What is Singleton Design Pattern?
- Ensures a class has only one instance and provides a global point of access to it.
- A singleton is a class that only allows a single instance of itself to be created, and usually gives simple access to that instance.
- Most commonly, singletons don't allow any parameters to be specified when creating the instance, since a second request of an instance with a different parameter could be problematic! (If the same instance should be accessed for all requests with the same parameter then the factory pattern is more appropriate.)
- A single constructor, that is private and parameterless.
- The class is sealed.
- A static variable that holds a reference to the single created instance, if any.
- A public static means of getting the reference to the single created instance, creating one if necessary.
Advantages
The advantages of a Singleton Pattern are:
- It can be also inherit from other classes.
- It can be lazy loaded.
- It has Static Initialization.
- It provides a single point of access to a particular instance, so it is easy to maintain.
Disadvantages
The disadvantages of a Singleton Pattern are:
- Unit testing is more difficult (because it introduces a global state into an application).
Thread Safety Singleton
- This implementation is thread-safe.
- In the following code, the thread is locked on a shared object and checks whether an instance has been created or not.
- This takes care of the memory barrier issue and ensures that only one thread will create an instance.
- For example: Since only one thread can be in that part of the code at a time, by the time the second thread enters it, the first thread will have created the instance, so the expression will evaluate to false.
- The biggest problem with this is performance; performance suffers since a lock is required every time an instance is requested.
public sealed class Singleton
{
Singleton()
{
}
private static readonly object padlock = new object();
private static Singleton instance = null;
public static Singleton Instance
{
get
{
lock (padlock)
{
if (instance == null)
{
instance = new Singleton();
}
return instance;
}
}
}
}
Singleton class vs.
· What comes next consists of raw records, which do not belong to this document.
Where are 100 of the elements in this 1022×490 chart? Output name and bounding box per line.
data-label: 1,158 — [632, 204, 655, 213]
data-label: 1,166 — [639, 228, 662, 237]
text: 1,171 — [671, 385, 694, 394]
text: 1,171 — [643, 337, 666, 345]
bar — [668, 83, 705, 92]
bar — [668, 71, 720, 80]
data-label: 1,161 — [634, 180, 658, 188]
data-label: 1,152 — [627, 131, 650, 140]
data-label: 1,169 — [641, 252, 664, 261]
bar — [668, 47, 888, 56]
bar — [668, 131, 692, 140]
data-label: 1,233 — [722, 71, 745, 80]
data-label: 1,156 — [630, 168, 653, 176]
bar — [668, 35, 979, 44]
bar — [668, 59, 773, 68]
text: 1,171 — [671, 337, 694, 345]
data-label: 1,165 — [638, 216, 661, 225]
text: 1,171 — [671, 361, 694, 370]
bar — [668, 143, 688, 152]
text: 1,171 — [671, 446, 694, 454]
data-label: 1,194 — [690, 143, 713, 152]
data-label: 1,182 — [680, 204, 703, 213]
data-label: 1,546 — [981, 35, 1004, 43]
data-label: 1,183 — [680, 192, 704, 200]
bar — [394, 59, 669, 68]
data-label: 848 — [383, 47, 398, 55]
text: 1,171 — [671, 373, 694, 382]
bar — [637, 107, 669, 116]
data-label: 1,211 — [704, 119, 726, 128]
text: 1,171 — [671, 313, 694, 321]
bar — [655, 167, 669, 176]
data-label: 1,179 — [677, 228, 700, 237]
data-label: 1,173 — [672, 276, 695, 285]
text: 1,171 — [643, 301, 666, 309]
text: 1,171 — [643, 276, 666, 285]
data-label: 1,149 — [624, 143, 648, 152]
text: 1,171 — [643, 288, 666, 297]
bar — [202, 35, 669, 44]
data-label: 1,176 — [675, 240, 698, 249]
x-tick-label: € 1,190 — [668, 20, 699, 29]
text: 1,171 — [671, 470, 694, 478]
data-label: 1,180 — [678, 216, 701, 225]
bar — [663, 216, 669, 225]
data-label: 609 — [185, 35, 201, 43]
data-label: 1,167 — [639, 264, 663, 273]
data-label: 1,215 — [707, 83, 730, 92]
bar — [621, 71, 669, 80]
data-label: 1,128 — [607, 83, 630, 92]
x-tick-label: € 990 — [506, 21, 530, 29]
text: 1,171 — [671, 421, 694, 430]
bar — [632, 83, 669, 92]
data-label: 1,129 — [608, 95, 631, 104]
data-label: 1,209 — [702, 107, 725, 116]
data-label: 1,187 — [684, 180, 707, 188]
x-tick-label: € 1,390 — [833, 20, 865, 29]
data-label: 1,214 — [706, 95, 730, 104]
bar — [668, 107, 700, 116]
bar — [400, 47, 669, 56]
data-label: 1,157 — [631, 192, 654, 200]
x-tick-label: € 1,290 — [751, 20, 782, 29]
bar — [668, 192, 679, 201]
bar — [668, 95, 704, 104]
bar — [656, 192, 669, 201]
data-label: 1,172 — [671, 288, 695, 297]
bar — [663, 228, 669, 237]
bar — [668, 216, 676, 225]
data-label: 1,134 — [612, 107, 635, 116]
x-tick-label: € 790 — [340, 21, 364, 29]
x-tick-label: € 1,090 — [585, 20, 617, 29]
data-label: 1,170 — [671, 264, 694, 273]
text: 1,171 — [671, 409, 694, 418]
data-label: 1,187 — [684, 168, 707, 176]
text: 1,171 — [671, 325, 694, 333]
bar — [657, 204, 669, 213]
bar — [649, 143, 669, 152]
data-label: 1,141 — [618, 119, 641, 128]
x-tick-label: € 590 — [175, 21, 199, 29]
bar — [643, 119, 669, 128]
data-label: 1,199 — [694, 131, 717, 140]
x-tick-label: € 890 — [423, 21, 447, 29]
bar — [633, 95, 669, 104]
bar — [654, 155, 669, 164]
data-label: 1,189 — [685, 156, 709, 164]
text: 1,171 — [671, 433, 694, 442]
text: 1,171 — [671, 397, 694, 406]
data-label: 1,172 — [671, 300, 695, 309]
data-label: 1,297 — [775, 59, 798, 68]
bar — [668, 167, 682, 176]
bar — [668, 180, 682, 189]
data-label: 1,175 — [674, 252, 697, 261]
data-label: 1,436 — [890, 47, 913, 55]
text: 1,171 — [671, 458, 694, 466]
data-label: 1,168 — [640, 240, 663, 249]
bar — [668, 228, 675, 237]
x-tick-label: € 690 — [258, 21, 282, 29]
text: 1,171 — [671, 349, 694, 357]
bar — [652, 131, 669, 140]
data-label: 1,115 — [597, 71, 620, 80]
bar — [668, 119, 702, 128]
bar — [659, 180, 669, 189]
Static methods
The following conpares Singleton class vs. Static methods:
- A Static Class cannot be extended whereas a singleton class can be extended.
- A Static Class can still have instances (unwanted instances) whereas a singleton class prevents it.
- A Static Class cannot be initialized with a STATE (parameter), whereas a singleton class can be.
- A Static class is loaded automatically by the CLR when the program or namespace containing the class is loaded.